Invece di rivedere tutte le politiche carcerarie tenendo conto del rischio islamista – il rischio che gli agenti penitenziari vengano uccisi e che i detenuti musulmani, i quali costituiscono la maggioranza dei 70 mila prigionieri islamici, si trasformino in autentici jihadisti – il governo cerca di compare la pace degli agenti con qualche aumento di stipendio e con degli “esperimenti” volti a “reintegrare” gli islamisti in una “vita normale” nella “società normale”.
Invece di capire che i famosi centri di deradicalizzazione – spesso ospitati in castelli medievali convertiti – non si sono rivelati utili perché la deradicalizzazione non ha avuto luogo, i decisori politici francesi continuano a pensare che la soluzione alla guerra islamista sia l’appeasement. I loro nuovi esperimenti vanno tutti nella stessa direzione: perseguire l’illusione che “se siamo gentili con i jihadisti, questi ultimi saranno gentili con noi”.

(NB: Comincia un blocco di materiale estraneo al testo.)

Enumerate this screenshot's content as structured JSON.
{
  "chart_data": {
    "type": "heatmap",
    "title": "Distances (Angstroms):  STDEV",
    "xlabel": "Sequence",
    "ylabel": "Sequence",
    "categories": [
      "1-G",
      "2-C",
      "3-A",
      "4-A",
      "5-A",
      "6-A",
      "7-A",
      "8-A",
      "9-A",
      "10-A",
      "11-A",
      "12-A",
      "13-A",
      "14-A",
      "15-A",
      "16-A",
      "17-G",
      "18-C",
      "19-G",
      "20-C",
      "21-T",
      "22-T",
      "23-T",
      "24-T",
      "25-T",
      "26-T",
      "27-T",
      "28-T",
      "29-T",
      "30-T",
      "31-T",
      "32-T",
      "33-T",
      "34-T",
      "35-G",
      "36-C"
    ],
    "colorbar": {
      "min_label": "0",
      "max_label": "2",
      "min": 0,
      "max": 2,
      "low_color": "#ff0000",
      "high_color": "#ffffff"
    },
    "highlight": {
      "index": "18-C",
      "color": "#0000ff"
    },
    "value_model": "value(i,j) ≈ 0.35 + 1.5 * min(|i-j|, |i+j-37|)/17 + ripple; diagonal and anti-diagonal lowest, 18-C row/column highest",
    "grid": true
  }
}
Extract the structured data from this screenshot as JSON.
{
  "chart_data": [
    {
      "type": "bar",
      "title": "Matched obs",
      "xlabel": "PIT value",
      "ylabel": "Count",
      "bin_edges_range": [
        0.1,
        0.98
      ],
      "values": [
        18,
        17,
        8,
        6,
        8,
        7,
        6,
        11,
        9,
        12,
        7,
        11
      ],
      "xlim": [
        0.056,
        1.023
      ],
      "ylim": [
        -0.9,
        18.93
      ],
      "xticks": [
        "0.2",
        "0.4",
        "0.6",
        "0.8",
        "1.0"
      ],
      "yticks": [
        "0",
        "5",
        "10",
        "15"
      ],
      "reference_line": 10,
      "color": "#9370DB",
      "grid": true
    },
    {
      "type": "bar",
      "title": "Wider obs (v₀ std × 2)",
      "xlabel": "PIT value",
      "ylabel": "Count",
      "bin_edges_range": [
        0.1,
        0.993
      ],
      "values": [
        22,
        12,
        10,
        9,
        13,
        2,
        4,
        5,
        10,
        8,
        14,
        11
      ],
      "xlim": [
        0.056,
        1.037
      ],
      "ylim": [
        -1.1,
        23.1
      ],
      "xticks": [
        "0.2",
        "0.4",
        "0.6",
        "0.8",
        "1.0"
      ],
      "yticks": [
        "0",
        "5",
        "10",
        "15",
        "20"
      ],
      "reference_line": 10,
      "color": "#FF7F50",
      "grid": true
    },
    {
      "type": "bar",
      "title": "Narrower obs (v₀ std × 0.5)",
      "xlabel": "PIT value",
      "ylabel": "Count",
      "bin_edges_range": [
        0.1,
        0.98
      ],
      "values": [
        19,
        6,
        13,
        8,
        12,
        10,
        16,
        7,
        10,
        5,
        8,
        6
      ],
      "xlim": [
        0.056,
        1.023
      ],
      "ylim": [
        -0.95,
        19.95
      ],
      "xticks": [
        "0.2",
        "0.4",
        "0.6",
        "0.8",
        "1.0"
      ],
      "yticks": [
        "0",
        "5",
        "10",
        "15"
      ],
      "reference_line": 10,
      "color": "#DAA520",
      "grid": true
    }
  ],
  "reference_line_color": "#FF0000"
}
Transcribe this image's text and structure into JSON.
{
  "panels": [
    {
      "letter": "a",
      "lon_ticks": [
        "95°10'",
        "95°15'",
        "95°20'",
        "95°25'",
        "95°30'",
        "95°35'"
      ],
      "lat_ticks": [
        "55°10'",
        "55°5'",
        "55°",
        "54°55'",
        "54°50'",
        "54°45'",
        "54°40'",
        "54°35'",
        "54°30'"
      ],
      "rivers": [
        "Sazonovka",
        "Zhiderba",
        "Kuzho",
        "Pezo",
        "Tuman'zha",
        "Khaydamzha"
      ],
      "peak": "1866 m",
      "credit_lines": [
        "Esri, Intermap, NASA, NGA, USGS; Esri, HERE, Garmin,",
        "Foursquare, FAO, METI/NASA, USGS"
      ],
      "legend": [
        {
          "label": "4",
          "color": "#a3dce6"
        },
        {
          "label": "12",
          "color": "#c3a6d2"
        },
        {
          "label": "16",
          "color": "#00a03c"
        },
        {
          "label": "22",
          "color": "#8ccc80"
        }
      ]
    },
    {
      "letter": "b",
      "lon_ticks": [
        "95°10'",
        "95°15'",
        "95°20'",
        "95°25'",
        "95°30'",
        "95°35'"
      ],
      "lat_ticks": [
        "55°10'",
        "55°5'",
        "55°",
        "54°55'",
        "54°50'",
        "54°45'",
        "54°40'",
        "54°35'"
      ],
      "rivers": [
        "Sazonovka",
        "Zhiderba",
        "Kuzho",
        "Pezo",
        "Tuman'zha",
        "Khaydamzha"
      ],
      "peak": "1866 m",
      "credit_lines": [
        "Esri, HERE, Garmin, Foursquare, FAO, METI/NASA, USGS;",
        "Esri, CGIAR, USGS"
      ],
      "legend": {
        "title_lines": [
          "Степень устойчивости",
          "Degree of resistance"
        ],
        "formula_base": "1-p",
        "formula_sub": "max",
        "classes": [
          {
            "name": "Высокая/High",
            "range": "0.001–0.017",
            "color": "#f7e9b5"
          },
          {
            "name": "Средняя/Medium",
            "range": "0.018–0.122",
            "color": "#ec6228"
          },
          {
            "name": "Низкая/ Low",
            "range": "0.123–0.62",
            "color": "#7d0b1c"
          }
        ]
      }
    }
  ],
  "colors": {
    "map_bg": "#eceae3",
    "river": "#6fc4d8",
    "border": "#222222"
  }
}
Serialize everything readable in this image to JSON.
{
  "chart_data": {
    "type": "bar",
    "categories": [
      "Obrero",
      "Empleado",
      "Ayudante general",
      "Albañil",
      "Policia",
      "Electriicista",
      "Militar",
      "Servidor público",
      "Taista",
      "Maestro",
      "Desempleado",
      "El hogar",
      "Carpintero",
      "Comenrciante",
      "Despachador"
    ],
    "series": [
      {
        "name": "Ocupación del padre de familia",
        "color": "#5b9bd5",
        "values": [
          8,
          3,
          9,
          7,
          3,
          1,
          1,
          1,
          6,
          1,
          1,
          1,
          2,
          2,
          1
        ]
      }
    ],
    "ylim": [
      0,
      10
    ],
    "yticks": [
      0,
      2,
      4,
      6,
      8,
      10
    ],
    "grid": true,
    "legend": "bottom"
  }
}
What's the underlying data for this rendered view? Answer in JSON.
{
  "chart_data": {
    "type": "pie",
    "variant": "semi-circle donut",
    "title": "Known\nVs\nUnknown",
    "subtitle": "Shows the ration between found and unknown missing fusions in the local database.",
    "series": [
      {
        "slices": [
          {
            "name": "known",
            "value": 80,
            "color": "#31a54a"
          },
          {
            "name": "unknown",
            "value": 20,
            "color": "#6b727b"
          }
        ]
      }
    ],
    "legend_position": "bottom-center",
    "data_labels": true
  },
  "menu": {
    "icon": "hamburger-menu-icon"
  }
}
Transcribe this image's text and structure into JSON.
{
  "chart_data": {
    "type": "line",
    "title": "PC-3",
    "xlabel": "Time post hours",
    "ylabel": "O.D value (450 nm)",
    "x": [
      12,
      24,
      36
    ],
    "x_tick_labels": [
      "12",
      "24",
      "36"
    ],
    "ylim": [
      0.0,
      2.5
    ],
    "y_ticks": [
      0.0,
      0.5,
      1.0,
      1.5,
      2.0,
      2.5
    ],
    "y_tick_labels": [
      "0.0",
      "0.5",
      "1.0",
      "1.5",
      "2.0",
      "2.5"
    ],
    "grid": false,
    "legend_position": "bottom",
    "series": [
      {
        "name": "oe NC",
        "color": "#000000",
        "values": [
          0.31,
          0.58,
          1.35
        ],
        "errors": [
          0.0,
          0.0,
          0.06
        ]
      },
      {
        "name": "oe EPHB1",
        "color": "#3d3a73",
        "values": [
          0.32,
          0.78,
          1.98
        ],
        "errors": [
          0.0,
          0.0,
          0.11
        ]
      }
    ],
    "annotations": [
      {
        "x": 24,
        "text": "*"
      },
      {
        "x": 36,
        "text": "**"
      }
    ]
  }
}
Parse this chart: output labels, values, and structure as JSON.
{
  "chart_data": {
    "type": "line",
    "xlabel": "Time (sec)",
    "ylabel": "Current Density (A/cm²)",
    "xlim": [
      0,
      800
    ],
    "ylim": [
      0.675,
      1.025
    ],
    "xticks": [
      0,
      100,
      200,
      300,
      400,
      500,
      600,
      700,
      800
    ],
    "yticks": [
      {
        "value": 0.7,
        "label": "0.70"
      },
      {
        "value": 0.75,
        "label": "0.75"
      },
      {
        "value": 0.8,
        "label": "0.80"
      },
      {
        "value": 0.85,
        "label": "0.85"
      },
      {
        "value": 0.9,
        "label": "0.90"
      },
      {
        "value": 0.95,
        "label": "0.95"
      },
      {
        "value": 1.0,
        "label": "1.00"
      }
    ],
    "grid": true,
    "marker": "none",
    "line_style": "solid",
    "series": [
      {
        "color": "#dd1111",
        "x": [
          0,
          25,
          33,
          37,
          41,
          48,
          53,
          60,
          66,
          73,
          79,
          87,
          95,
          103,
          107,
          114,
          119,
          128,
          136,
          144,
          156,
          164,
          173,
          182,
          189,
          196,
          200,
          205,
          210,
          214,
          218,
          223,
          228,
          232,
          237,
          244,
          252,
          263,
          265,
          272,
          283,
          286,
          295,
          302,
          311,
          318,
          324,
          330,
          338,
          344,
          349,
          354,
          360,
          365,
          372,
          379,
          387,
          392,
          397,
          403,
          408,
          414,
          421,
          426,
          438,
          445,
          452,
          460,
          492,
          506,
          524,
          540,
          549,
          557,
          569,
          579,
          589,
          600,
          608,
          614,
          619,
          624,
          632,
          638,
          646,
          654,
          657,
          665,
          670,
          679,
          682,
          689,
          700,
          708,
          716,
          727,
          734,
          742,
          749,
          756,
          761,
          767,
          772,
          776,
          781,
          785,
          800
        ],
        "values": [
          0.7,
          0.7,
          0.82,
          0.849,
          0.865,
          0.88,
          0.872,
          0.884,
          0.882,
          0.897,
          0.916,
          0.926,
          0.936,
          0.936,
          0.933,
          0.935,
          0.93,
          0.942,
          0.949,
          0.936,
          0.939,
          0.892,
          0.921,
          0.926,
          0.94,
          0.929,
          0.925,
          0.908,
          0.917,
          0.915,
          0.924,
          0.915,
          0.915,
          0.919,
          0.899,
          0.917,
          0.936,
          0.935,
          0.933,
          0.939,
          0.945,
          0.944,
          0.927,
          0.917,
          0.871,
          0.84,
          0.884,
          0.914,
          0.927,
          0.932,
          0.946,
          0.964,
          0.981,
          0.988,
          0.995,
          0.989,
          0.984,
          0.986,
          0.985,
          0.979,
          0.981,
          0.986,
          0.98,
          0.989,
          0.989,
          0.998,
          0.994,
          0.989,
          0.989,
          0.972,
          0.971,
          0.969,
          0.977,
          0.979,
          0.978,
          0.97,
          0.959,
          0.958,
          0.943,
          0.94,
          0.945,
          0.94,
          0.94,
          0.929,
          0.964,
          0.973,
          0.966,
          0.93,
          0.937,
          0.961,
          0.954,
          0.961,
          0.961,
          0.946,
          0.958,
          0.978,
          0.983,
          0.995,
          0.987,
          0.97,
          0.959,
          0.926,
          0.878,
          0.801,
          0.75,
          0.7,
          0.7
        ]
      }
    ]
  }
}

La situazione risulta bloccata a causa del rifiuto di formulare il problema su una base fattuale. Finché i decisori politici non considereranno l’islamismo come il principale problema della politica carceraria, gli agenti penitenziari francesi continueranno a pagare con le loro sofferenze e forse anche con la loro stessa vita.
E dopo, gli agenti di custodia saremo noi. Entro il 2020, il 60 per cento dei jihadisti detenuti nelle carceri uscirà di prigione, ovvero in meno di tre anni.